De verbetering van het studie- en loopbaankeuzeproces wordt opnieuw opgenomen in het STEM-actieplan 2030, waar inderdaad ook als het ware de fundamenten worden gelegd bij de uitrol van de modernisering van het secundair onderwijs. We moeten daar inderdaad een positieve keuze voor de juiste richting kunnen bieden.
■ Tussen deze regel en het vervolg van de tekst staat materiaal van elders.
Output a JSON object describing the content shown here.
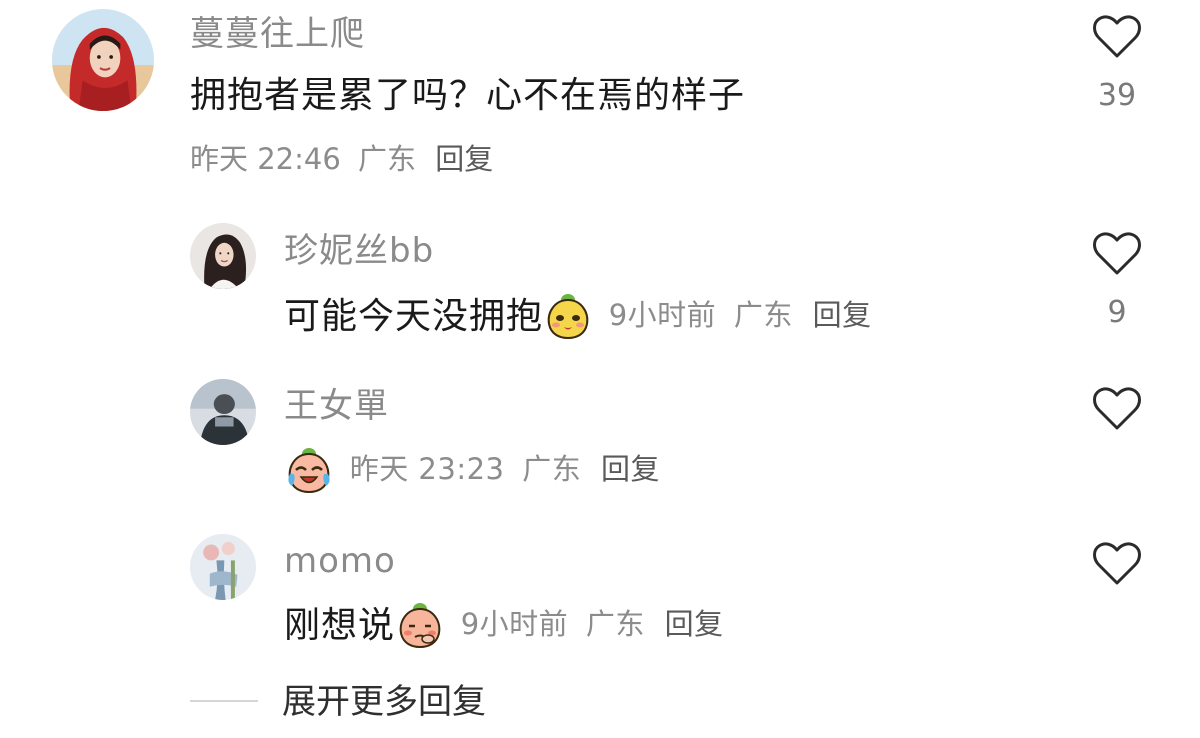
{
  "comments": [
    {
      "username": "蔓蔓往上爬",
      "text": "拥抱者是累了吗？心不在焉的样子",
      "time": "昨天 22:46",
      "location": "广东",
      "reply_label": "回复",
      "likes": "39",
      "avatar": "woman-red-scarf-avatar"
    }
  ],
  "replies": [
    {
      "username": "珍妮丝bb",
      "text": "可能今天没拥抱",
      "emoji": "yellow-peach-smirk-emoji",
      "time": "9小时前",
      "location": "广东",
      "reply_label": "回复",
      "likes": "9",
      "avatar": "woman-dark-hair-avatar"
    },
    {
      "username": "王女單",
      "text": "",
      "emoji": "peach-crying-laughing-emoji",
      "time": "昨天 23:23",
      "location": "广东",
      "reply_label": "回复",
      "likes": "",
      "avatar": "person-gray-avatar"
    },
    {
      "username": "momo",
      "text": "刚想说",
      "emoji": "peach-shy-emoji",
      "time": "9小时前",
      "location": "广东",
      "reply_label": "回复",
      "likes": "",
      "avatar": "flowers-avatar"
    }
  ],
  "expand_label": "展开更多回复",
  "colors": {
    "username": "#8a8a8a",
    "meta": "#8c8c8c",
    "text": "#1a1a1a",
    "like_outline": "#2b2b2b"
  }
}
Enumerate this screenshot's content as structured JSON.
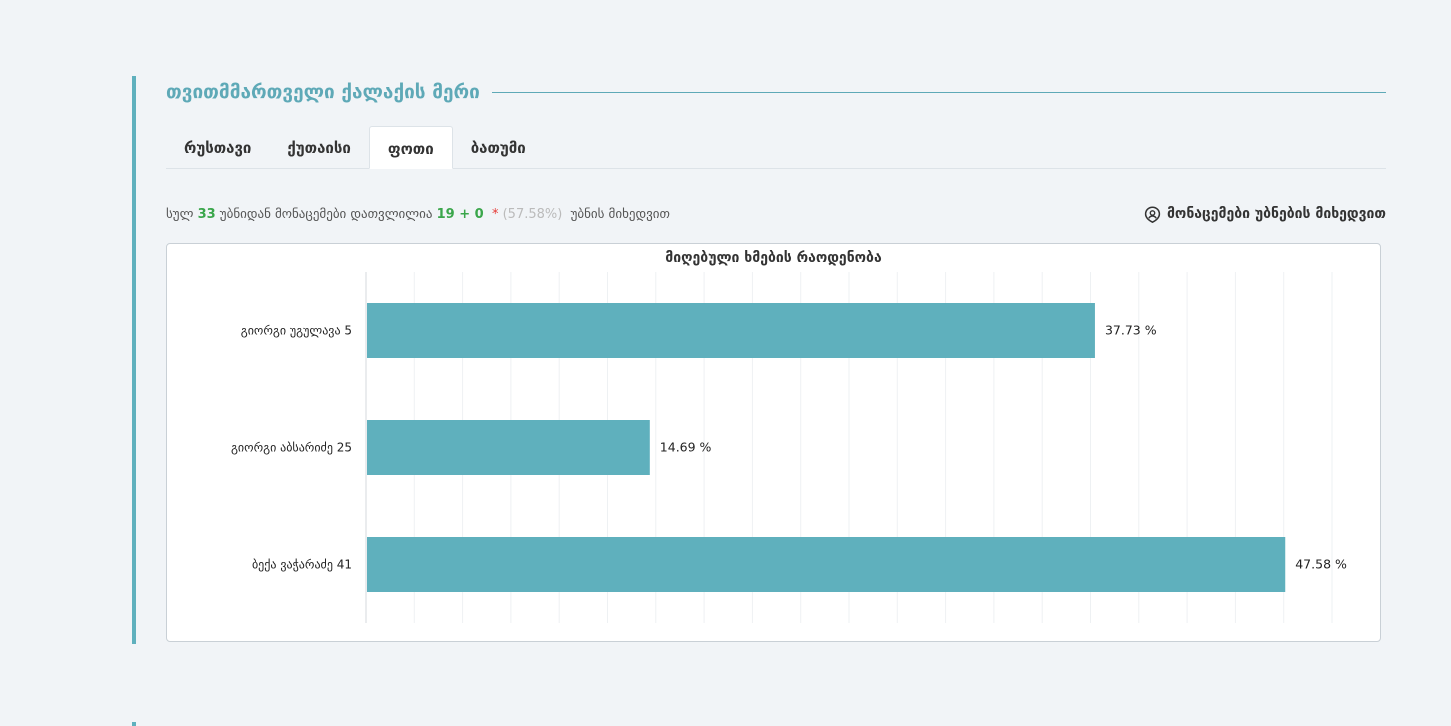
{
  "section": {
    "title": "თვითმმართველი ქალაქის მერი",
    "tabs": [
      {
        "label": "რუსთავი",
        "active": false
      },
      {
        "label": "ქუთაისი",
        "active": false
      },
      {
        "label": "ფოთი",
        "active": true
      },
      {
        "label": "ბათუმი",
        "active": false
      }
    ]
  },
  "info": {
    "prefix": "სულ",
    "total": "33",
    "middle": "უბნიდან მონაცემები დათვლილია",
    "counted": "19 + 0",
    "asterisk": "*",
    "percent": "(57.58%)",
    "suffix": "უბნის მიხედვით",
    "link_label": "მონაცემები უბნების მიხედვით",
    "link_icon": "user-location-icon"
  },
  "colors": {
    "bar": "#5fb0bd",
    "accent": "#5ea9b7",
    "green": "#3aa64b",
    "red": "#e53935"
  },
  "chart_data": {
    "type": "bar",
    "orientation": "horizontal",
    "title": "მიღებული ხმების რაოდენობა",
    "categories": [
      "გიორგი უგულავა 5",
      "გიორგი აბსარიძე 25",
      "ბექა ვაჭარაძე 41"
    ],
    "values": [
      37.73,
      14.69,
      47.58
    ],
    "value_labels": [
      "37.73 %",
      "14.69 %",
      "47.58 %"
    ],
    "xlim": [
      0,
      50
    ],
    "grid": true
  }
}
We moeten met zijn allen over de arbeidsmarktgerichte richtingen heel positief blijven communiceren. De communicatie vanuit het onderwijs, vanuit de sector, daar moet veel positieve aandacht naartoe gaan, zodat jongeren de weg daarnaartoe vinden. Veel meer dan vandaag het geval is. En ik denk dat we targets moeten maken en allerlei mogelijke acties, want ik denk dat er inderdaad maar weinig richtingen zijn waar zo’n terugval is op enkele jaren tijd. Dus we moeten daar met vereende krachten op blijven inzetten.
De heer Danen heeft het woord.
We zeggen allemaal ongeveer hetzelfde. Dat is op zich een goed teken. Dat toont dat we allemaal de hand aan de ploeg willen slaan op dit vlak.
Nu, minister, u hebt een paar keer gezegd dat we misschien meer moeten communiceren, ook campagnes zijn allemaal belangrijk en interessant. Maar ik denk: gewoon laten zien hoe het er in de sector van de bouw, maar ook in de sector van de energie, echt aan toegaat, zou al heel veel soelaas brengen.
Ik denk niet dat we de zaken beter moet voorstellen dan ze zijn. Ik denk dat er heel veel mooie dingen gebeuren, en dat het bijzonder interessant is, en veel interessanter dan heel wat kantoorjobs. Daar ben ik echt van overtuigd. Ik vind het echt bijzonder jammer dat kinderen kiezen – nogmaals: iedereen is vrij om te doen wat hij wil – op vlak van studiekeuze, soms tegen hun natuur in, voor bepaalde richtingen, omdat ze moeten van thuis of omdat iets maatschappelijk interessant of belangrijk wordt gevonden, maar daarna in een job terechtkomen die ze eigenlijk helemaal niet interessant vinden.
En ik ken ook heel wat mensen die zich dan hebben herschoold of geheroriënteerd, in de richting van meer technische of beroepsgerichte opleidingen, en daar bijzonder, bijzonder gelukkig zijn. Ook dat soort succesvoorbeelden, dat soort ambassadeurs hebben we nodig, en daar moeten we ook echt op inzetten. Maar ik heb begrepen dat iedereen dat wil, dus ik ben benieuwd naar wat de toekomst op dat vlak brengt.
De vragen om uitleg zijn afgehandeld.